SGLT2 inhibitors—which act on a Na-glucose co-transporter in the apical membrane along the proximal tubule—lead to natriuresis and glycosuria, and have been shown to have an astonishing salutary effect on slowing CKD, perhaps in part by stimulating tubuloglomerular feedback. Here, we present siblings with a naturally occurring loss-of-function mutation of the SGLT2 co-transporter.

Case Description

A 44-year-old male presented to the clinic for glucosuria first discovered at age 10. He reported concurrent polyuria and polydipsia since childhood. He denied history of UTI, dysuria, urinary retention, change in appetite, or change in vision. His biological sister was found to have glucosuria as well.
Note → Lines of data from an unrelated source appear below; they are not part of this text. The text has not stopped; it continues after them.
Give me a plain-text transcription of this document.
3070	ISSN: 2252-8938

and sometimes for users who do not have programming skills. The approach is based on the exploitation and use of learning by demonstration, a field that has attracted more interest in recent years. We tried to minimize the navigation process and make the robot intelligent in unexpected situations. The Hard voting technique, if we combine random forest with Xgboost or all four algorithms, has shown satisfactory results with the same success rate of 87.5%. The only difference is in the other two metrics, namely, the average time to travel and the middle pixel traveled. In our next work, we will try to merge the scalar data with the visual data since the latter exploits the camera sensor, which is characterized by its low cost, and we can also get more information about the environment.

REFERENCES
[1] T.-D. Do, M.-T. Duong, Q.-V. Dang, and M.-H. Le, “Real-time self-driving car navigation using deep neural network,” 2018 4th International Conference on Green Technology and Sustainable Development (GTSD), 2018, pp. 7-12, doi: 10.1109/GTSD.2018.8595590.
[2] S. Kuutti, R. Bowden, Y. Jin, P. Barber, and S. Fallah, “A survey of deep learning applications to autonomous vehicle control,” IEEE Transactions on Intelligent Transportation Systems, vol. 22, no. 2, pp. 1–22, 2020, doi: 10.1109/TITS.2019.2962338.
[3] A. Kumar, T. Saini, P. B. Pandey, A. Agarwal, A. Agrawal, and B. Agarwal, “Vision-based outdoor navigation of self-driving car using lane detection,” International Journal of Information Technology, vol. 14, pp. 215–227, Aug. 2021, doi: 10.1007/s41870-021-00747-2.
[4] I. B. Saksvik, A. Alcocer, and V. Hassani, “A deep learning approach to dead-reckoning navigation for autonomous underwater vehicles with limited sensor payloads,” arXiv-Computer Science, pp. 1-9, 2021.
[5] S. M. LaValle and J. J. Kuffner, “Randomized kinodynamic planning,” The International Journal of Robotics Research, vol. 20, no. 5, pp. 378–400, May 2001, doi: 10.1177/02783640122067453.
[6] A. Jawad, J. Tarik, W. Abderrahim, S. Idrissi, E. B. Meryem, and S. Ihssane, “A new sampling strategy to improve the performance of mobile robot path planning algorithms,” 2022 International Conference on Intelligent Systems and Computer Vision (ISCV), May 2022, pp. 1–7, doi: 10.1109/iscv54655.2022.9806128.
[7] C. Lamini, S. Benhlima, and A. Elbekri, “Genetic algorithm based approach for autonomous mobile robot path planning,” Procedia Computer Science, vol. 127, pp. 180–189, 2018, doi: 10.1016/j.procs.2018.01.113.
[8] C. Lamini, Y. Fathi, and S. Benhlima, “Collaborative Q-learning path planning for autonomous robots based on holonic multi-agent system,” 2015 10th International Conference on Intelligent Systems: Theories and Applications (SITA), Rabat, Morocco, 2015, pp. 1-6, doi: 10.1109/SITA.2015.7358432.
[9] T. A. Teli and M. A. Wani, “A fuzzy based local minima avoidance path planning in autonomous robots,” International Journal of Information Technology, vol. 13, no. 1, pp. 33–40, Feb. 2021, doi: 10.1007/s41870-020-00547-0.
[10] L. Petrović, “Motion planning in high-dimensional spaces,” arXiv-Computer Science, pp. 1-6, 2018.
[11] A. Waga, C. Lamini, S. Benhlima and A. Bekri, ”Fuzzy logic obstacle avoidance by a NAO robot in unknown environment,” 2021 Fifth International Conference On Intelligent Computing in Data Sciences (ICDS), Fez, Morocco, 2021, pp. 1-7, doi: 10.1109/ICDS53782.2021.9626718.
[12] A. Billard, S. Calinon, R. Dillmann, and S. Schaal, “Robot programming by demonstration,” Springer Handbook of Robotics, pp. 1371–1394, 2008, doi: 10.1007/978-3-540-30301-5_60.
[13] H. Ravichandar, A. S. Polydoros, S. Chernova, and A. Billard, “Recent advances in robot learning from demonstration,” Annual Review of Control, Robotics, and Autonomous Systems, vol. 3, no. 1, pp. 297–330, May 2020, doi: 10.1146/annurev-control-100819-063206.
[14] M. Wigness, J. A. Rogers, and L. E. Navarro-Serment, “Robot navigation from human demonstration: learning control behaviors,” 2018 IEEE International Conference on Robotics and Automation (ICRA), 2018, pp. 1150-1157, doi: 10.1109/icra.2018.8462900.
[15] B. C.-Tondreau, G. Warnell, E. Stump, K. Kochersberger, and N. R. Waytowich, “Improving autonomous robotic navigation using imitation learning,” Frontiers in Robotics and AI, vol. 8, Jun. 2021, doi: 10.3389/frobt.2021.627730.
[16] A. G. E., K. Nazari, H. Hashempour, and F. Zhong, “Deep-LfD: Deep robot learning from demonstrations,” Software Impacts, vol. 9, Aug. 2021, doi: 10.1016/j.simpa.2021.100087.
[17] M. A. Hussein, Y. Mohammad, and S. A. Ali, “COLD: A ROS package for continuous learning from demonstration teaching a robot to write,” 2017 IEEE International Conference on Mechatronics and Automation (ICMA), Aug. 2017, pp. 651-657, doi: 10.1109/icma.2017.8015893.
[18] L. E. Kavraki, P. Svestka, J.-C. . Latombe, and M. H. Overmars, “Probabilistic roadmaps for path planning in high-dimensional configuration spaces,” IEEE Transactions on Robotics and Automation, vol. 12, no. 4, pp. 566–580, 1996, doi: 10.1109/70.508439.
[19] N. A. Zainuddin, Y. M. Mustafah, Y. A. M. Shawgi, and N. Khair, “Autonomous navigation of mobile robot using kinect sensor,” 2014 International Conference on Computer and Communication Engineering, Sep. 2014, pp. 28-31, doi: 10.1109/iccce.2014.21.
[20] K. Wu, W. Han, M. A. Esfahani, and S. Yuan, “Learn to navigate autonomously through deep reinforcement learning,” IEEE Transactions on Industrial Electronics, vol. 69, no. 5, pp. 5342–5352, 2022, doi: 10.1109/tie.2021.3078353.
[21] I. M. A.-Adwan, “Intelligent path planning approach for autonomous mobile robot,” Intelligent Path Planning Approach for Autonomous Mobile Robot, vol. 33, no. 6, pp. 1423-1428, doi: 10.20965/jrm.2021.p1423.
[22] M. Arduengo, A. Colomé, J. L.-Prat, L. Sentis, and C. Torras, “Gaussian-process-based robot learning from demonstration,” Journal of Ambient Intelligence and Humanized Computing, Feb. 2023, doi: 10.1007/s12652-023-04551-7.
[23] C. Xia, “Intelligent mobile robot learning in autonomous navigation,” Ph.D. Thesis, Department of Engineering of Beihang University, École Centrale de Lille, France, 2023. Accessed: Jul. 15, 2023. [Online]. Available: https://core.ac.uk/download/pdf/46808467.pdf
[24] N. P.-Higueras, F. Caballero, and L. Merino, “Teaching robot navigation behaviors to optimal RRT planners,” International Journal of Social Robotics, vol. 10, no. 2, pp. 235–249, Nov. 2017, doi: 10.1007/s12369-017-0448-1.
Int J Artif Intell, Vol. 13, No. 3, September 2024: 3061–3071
Both have enjoyed perfect health with normal blood pressure, electrolytes, and kidney function; both have normoglycemia and neither have diabetes. A 24-hour urine demonstrated 29 g glucose in 3.1 L (935.5 mg/dL). Genetic testing revealed a mutation in SLC5A2, the gene encoding the SGLT2 co-transporter.

Discussion

In these siblings, an SLC5A2 loss-of-function variant c. 1152_1163del (p.Val385-Ala288del) is the cause of their familial renal glucosuria. While the SGLT2 inhibitor class of medication is growing in popularity for its known benefits at reducing CV disease and progression of CKD, few studies have evaluated the effect of the gene mutation induced glucosuria. One study of 13 family members in Finland with a SLC5A2 genetic mutation was followed over 30 years. While they were at increased risk of urinary tract infections and postprandial hypoglycemia, there has been no effect on glucose tolerance and they maintain normal kidney function. We conclude that, as has been the case with other genetic abnormalities of transporters along the nephron, individuals and families with SLC5A2 mutations should be studied in an effort to elucidate the potential mechanisms that underlie the beneficial effects of SGLT2 inhibitors in patients with kidney disease.